Но до пассатижей еще далеко. Пока я колочу березовые чурки. Почему-то принято в каждом детдоме учить ребят столярному мастерству. Обучение начинается весной, с прилетом птиц, со скворечен. Неделю все детдомовцы пилят, строгают. Неделю по детдомовскому двору ветер кружит белую витую стружку и за сотни метров от детдома разносит густой аромат смолы. Возле столовой, жилых корпусов, сараев и мастерской — повсюду обрезки досок-шалевок. Руки, ноги ребят, их штаны и рубашки в прикипевших белых кружевах смолы. За скворечнями обычно следуют табуретки. Тут уж смола на одежде чернеет, энтузиастов столярного дела становится все меньше. Все реже заходит в мастерскую директор детдома, все чаще куда-то подозрительно исчезает мастер, обычно старик из столяров-самоучек. В его отсутствие ребята спешно сбивают себе чемоданы. Страсть у детдомовцев к чемоданам такая же, как у старух к сундукам. Оно и понятно — все вокруг государственное, то есть мое, но только не совсем лично мое, а общее, или по-детдомовскому, казенное. От зубной щетки до носового платка. А так хочется, чтобы у тебя было что-нибудь по-настоящему только твое. Пусть даже это твое — никому не нужный хлам с городской свалки: книга без переплета, ржавый болт, перегоревшая лампочка. До чего же хорошо, когда опустеет комната, вытащить из-под кровати чемодан, оглядеться по сторонам и раскрыть его, посмотреть и погрустить над своим богатством. А потом спрятать чемодан от всевидящего ока воспитателя. Он каждый день утром, в полдень, перед отбоем, зимой, летом, осенью будет приказывать тебе: «Не захламляй комнату, сдай чемодан в кладовку...»

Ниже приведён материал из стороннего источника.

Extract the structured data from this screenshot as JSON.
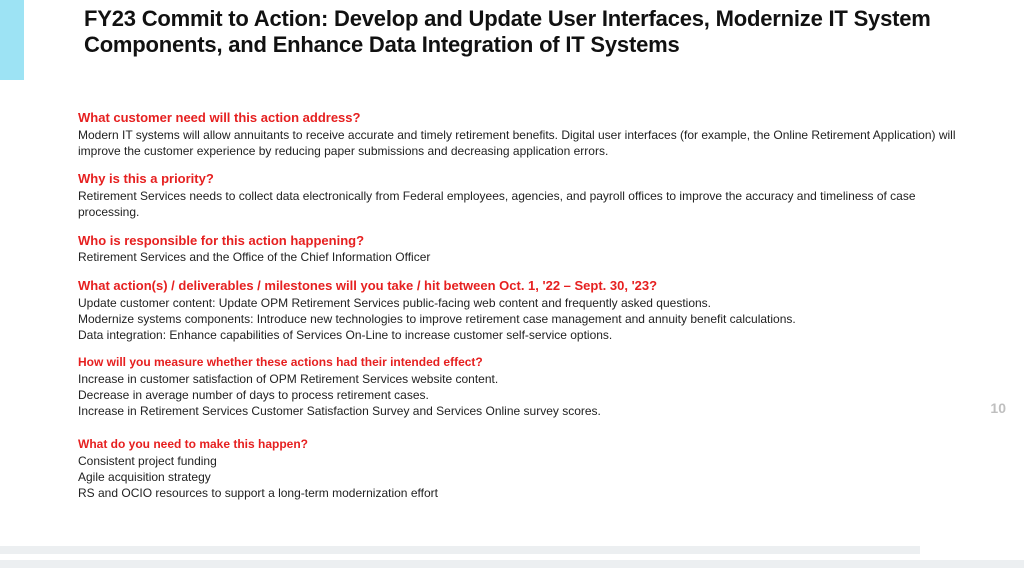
{
  "title": "FY23 Commit to Action: Develop and Update User Interfaces, Modernize IT System Components, and Enhance Data Integration of IT Systems",
  "page_number": "10",
  "sections": {
    "s1": {
      "q": "What customer need will this action address?",
      "a1": "Modern IT systems will allow annuitants to receive accurate and timely retirement benefits. Digital user interfaces (for example, the Online Retirement Application) will improve the customer experience by reducing paper submissions and decreasing application errors."
    },
    "s2": {
      "q": "Why is this a priority?",
      "a1": "Retirement Services needs to collect data electronically from Federal employees, agencies, and payroll offices to improve the accuracy and timeliness of case processing."
    },
    "s3": {
      "q": "Who is responsible for this action happening?",
      "a1": "Retirement Services and the Office of the Chief Information Officer"
    },
    "s4": {
      "q": "What action(s) / deliverables / milestones will you take / hit between Oct. 1, '22 – Sept. 30, '23?",
      "a1": "Update customer content: Update OPM Retirement Services public-facing web content and frequently asked questions.",
      "a2": "Modernize systems components: Introduce new technologies to improve retirement case management and annuity benefit calculations.",
      "a3": "Data integration: Enhance capabilities of Services On-Line to increase customer self-service options."
    },
    "s5": {
      "q": "How will you measure whether these actions had their intended effect?",
      "a1": "Increase in customer satisfaction of OPM Retirement Services website content.",
      "a2": "Decrease in average number of days to process retirement cases.",
      "a3": "Increase in Retirement Services Customer Satisfaction Survey and Services Online survey scores."
    },
    "s6": {
      "q": "What do you need to make this happen?",
      "a1": "Consistent project funding",
      "a2": "Agile acquisition strategy",
      "a3": "RS and OCIO resources to support a long-term modernization effort"
    }
  }
}
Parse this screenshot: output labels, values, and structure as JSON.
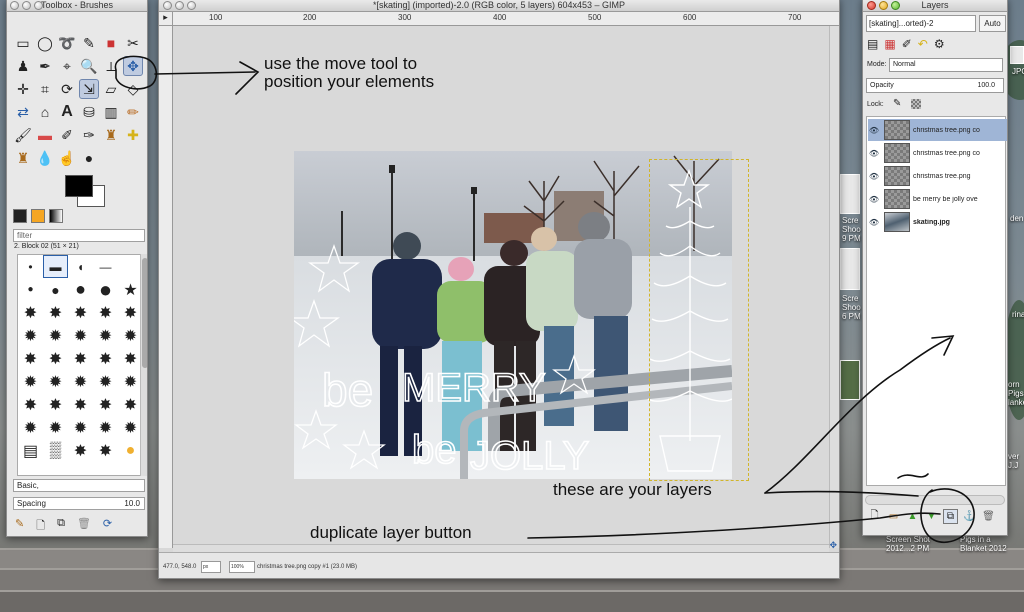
{
  "toolbox": {
    "title": "Toolbox - Brushes",
    "filter_placeholder": "filter",
    "brush_name": "2. Block 02 (51 × 21)",
    "brush_set": "Basic,",
    "spacing_label": "Spacing",
    "spacing_value": "10.0"
  },
  "image_window": {
    "title": "*[skating] (imported)-2.0 (RGB color, 5 layers) 604x453 – GIMP",
    "ruler_ticks": [
      "100",
      "200",
      "300",
      "400",
      "500",
      "600",
      "700"
    ],
    "status_coords": "477.0, 548.0",
    "status_unit": "px",
    "status_zoom": "100%",
    "status_text": "christmas tree.png copy #1 (23.0 MB)",
    "overlay_text": {
      "be": "be",
      "merry": "MERRY",
      "be2": "be",
      "jolly": "JOLLY"
    }
  },
  "layers_window": {
    "title": "Layers",
    "image_selector": "[skating]...orted)-2",
    "auto_button": "Auto",
    "mode_label": "Mode:",
    "mode_value": "Normal",
    "opacity_label": "Opacity",
    "opacity_value": "100.0",
    "lock_label": "Lock:",
    "layers": [
      {
        "name": "christmas tree.png co",
        "bold": false,
        "selected": true
      },
      {
        "name": "christmas tree.png co",
        "bold": false,
        "selected": false
      },
      {
        "name": "christmas tree.png",
        "bold": false,
        "selected": false
      },
      {
        "name": "be merry be jolly ove",
        "bold": false,
        "selected": false
      },
      {
        "name": "skating.jpg",
        "bold": true,
        "selected": false
      }
    ]
  },
  "desktop": {
    "labels": [
      {
        "text": "JPG"
      },
      {
        "text": "Scre\nShoo\n9 PM"
      },
      {
        "text": "Scre\nShoo\n6 PM"
      },
      {
        "text": "den"
      },
      {
        "text": "rina"
      },
      {
        "text": "orn\nPigs\nlanke"
      },
      {
        "text": "ver\nJ.J"
      },
      {
        "text": "Screen Shot\n2012...2 PM"
      },
      {
        "text": "Pigs in a\nBlanket 2012"
      }
    ]
  },
  "annotations": {
    "move_tool": "use the move tool to\nposition your elements",
    "layers": "these are your layers",
    "duplicate": "duplicate layer button"
  }
}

Ты клятвенно заверяешь, что непременно сегодня сдашь. И так круглый год живешь в заботах о своей личной собственности, кажущейся тебе бесценной. И каждый раз перед отбоем душу согревает маленькая радость: а чемодан-то под кроватью. И чемодан этот — первый предвестник неведомой жизни за стенами детдома.
Вот и стучат по весне дружно и весело молотки, радуют сердце директора, но недолго. Вскоре на мастерскую навешивается замок. Мастер исчезает совсем. А шалевка, сороковка и обапол гниют под забором до новой весны, прилета птиц...
Истопник заезжал в мастерскую с тележкой и грузил в нее чурки лопатой. На этих чурках мы отрабатывали удар: кистевой, локтевой и плечевой. На чурки, зажатые в тиски, ложились большой и указательный пальцы, и надо было умудриться не попасть по ним, рубануть молотком со всего плеча в малюсенький кружок между указательным и большим пальцами. Левая рука, пальцы у каждого из нас были в кровоподтеках и ссадинах. На возвышении, возле выстроившихся в два ряда тисков, как Будда, восседал мастер в своем неизменном в искорку костюме, в сатиновых блестящих нарукавниках и следил, чтобы не было халтуры:
— Пятнадцать минут на кистевой. Начали. И-раз, и-два...
Он охватывал взглядом всех и улыбался почти счастливо, когда кто-нибудь из нас вскрикивал. Наш мастер всего лишь год назад прошел ту школу, которую мы проходили сейчас, и его, наверное, радовали воспоминания.
И все же пришел и наш праздник. Мы получили металл. Синюшные, невероятной толщины заготовки для пассатижей. У мастера пропала улыбка. Он любил металл. И мы полюбили.
— Даешь двести пассатижей, — подмигнул мне Леня Дрозд.
— Я триста. Кто больше?
— Хватит с меня и двухсот, — мрачно, зажимая заготовку в тиски, буркнул Казерук.
— Никому не надо повторять, как работать с напильником? — в последний раз спросил Дмитрий Васильевич.
— Да чего там... Ясно...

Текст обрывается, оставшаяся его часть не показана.